并行计算讲义 (Lectures on Parallel Computing)

These lecture notes are designed to accompany an imaginary, virtual, undergraduate, one or two semester course on fundamentals of Parallel Computing as well as to serve as background and reference for graduate courses on High-Performance Computing, parallel algorithms and shared-memory multiprocessor programming. They introduce theoretical concepts and tools for expressing, analyzing and judging parallel algorithms and, in detail, cover the two most widely used concrete frameworks OpenMP and MPI as well as the threading interface pthreads for writing parallel programs for either shared or distributed memory parallel computers with emphasis on general concepts and principles. Code examples are given in a C-like style and many are actual, correct C code. The lecture notes deliberately do not cover GPU architectures and GPU programming, but the general concerns, guidelines and principles (time, work, cost, efficiency, scalability, memory structure and bandwidth) will be just as relevant for efficiently utilizing various GPU architectures. Likewise, the lecture notes focus on deterministic algorithms only and do not use randomization. The student of this material will find it instructive to take the time to understand concepts and algorithms visually. The exercises can be used for self-study and as inspiration for small implementation projects in OpenMP and MPI that can and should accompany any serious course on Parallel Computing. The student will benefit from actually implementing and carefully benchmarking the suggested algorithms on the parallel computing system that may or should be made available as part of such a Parallel Computing course. In class, the exercises can be used as basis for hand-ins and small programming projects for which sufficient, additional detail and precision should be provided by the instructor.
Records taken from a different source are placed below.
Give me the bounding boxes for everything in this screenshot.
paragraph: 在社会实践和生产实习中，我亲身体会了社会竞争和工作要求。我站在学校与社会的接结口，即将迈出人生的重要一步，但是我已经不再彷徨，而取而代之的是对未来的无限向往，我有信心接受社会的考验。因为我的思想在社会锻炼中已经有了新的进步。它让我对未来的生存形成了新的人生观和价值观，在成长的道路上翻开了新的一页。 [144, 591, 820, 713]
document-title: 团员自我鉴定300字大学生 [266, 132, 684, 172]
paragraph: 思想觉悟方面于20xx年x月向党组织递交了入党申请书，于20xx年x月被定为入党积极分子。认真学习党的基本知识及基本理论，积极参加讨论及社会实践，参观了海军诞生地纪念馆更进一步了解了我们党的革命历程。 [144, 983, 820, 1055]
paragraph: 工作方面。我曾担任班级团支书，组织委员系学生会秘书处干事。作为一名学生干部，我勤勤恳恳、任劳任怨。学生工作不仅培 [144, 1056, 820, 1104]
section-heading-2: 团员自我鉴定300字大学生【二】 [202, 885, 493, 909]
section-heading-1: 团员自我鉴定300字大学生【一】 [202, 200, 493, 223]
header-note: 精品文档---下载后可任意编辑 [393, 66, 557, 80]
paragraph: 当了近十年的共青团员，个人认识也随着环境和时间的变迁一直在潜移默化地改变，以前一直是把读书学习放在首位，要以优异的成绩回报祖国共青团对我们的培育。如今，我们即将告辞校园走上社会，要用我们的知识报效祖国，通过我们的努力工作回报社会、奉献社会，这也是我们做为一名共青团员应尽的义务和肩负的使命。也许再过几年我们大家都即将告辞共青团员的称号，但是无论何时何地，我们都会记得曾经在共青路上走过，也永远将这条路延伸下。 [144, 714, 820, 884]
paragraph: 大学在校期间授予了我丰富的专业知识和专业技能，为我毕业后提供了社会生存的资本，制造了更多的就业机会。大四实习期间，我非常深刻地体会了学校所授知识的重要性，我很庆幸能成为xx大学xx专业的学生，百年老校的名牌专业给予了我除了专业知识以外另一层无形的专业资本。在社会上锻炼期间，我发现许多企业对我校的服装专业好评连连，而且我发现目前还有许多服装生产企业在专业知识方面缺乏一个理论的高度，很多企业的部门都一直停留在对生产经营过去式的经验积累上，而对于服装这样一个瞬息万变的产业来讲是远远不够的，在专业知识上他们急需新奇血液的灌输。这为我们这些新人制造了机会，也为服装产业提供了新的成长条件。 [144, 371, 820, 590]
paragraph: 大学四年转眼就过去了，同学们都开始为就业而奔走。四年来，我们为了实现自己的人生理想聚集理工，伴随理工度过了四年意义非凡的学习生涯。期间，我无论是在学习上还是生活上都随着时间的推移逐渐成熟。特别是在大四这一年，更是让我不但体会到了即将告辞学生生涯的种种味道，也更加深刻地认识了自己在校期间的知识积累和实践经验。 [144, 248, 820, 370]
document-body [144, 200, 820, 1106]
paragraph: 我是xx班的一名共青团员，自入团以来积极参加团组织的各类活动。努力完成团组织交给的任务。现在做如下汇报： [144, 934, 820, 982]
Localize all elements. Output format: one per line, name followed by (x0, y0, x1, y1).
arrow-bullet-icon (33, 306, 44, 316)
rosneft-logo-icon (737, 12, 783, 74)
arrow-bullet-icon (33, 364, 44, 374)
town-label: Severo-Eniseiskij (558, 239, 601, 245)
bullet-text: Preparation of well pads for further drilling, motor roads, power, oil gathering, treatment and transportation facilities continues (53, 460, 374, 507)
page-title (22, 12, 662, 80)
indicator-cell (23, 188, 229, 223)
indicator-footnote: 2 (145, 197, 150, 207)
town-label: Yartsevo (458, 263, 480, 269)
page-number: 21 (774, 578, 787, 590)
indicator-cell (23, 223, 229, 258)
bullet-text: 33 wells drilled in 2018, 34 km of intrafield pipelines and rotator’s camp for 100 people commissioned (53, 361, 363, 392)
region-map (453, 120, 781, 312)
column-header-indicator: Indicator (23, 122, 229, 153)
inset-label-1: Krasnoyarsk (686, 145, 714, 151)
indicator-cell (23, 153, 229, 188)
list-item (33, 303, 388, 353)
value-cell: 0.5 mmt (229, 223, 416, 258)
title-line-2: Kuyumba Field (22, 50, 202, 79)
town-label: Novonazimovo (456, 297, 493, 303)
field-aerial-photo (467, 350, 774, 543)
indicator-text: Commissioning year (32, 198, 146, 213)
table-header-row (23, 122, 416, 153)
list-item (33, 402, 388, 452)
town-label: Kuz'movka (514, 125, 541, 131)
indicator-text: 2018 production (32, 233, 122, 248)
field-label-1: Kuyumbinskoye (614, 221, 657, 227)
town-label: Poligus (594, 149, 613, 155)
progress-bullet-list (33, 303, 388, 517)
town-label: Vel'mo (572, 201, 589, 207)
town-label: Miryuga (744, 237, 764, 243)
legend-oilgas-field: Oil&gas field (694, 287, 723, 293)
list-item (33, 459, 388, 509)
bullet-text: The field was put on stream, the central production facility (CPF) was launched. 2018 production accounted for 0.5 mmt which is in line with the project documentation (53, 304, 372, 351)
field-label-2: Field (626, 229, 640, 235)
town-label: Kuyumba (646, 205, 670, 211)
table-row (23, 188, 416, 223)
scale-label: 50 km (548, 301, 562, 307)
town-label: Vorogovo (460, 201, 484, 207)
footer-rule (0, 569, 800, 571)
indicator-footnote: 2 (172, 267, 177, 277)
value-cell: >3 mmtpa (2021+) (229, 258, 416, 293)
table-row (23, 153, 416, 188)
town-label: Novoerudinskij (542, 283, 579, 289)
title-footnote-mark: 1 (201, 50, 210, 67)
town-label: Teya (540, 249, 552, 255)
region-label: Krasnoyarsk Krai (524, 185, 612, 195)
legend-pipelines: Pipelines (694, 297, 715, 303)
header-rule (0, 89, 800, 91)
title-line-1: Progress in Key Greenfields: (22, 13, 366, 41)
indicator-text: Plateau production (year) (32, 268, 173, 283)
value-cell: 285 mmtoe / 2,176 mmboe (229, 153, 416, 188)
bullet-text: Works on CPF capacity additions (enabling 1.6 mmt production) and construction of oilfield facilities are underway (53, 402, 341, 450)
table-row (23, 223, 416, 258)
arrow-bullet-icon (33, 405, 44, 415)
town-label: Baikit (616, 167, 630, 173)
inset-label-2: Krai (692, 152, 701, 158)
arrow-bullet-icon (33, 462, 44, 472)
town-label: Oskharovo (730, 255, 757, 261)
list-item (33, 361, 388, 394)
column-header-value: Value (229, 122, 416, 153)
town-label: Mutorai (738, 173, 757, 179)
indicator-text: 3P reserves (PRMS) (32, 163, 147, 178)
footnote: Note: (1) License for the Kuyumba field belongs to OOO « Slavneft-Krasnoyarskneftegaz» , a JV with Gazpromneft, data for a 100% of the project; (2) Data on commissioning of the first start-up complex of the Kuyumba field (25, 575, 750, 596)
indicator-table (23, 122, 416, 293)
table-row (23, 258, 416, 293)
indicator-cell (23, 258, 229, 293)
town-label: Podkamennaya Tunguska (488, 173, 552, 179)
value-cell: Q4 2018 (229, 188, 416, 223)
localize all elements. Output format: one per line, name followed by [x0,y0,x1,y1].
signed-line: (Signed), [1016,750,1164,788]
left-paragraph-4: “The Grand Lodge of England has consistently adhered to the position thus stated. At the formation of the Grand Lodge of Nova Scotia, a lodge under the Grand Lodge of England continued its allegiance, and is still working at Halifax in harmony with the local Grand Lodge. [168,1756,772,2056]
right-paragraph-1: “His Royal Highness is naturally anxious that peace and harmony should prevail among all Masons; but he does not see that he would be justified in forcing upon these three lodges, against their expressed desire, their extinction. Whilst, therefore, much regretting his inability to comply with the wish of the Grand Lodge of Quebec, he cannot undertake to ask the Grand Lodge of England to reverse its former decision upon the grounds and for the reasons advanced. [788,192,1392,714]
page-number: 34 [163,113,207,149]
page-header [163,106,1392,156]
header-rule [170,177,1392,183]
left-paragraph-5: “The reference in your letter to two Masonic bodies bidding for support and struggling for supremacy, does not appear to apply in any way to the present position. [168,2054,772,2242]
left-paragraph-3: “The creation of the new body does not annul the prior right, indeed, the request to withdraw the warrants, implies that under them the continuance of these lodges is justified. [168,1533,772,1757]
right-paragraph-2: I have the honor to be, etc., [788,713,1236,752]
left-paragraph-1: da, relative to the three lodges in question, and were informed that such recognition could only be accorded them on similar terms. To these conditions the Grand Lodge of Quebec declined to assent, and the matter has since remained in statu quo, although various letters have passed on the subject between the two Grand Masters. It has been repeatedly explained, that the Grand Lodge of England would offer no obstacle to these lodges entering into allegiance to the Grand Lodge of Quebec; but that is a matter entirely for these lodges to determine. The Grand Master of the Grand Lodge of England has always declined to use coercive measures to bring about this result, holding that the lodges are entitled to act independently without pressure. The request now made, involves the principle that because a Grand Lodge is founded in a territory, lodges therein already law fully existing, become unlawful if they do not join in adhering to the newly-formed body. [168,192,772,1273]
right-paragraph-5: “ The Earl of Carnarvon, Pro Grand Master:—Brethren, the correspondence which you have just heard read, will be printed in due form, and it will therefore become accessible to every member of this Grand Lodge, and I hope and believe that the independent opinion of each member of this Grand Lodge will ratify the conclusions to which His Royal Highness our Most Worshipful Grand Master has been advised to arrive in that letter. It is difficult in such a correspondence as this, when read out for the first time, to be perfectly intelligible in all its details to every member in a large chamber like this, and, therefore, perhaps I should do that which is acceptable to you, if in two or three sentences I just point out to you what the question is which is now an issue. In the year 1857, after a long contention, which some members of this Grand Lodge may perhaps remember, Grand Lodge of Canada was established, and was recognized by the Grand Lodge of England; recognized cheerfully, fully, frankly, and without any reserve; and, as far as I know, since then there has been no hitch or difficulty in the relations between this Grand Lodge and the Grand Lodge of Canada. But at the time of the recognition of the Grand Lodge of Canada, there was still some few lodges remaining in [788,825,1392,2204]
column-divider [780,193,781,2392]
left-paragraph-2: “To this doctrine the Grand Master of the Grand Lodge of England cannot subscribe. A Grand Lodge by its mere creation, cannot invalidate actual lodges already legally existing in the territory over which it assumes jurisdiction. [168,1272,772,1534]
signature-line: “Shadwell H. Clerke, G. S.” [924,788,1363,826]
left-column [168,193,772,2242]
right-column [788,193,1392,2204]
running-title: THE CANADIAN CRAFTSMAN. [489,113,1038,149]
翻译：本讲义旨在配合一门虚拟的本科一至两学期并行计算基础课程，同时为高性能计算、并行算法及共享内存多处理器编程等研究生课程提供背景知识与参考资料。讲义介绍了表达、分析与评估并行算法的理论概念与工具，并详细涵盖两种最广泛使用的具体框架OpenMP与MPI，以及用于编写共享或分布式内存并行计算机并行程序的线程接口pthreads，重点阐述通用概念与原则。代码示例采用类C风格呈现，其中多数为实际可运行的正确C代码。本讲义特意未涵盖GPU架构与GPU编程，但其中涉及的通用考量、指导原则与核心概念（时间、工作量、成本、效率、可扩展性、内存结构与带宽）对于高效利用各类GPU架构同样具有重要参考价值。此外，讲义仅聚焦确定性算法，不涉及随机化方法。学习者通过可视化方式深入理解概念与算法将获得显著收益。习题部分可用于自学，并可作为OpenMP与MPI小型实现项目的灵感来源，这些实践环节应成为任何严谨并行计算课程的重要组成部分。学习者通过在实际并行计算系统上具体实现并细致评测建议的算法将获得实质性提升，此类系统可作为并行计算课程的配套资源提供。在课堂教学中，习题可作为作业提交与小型编程项目的基础，教师需为此补充充分、详尽的细节说明与精确要求。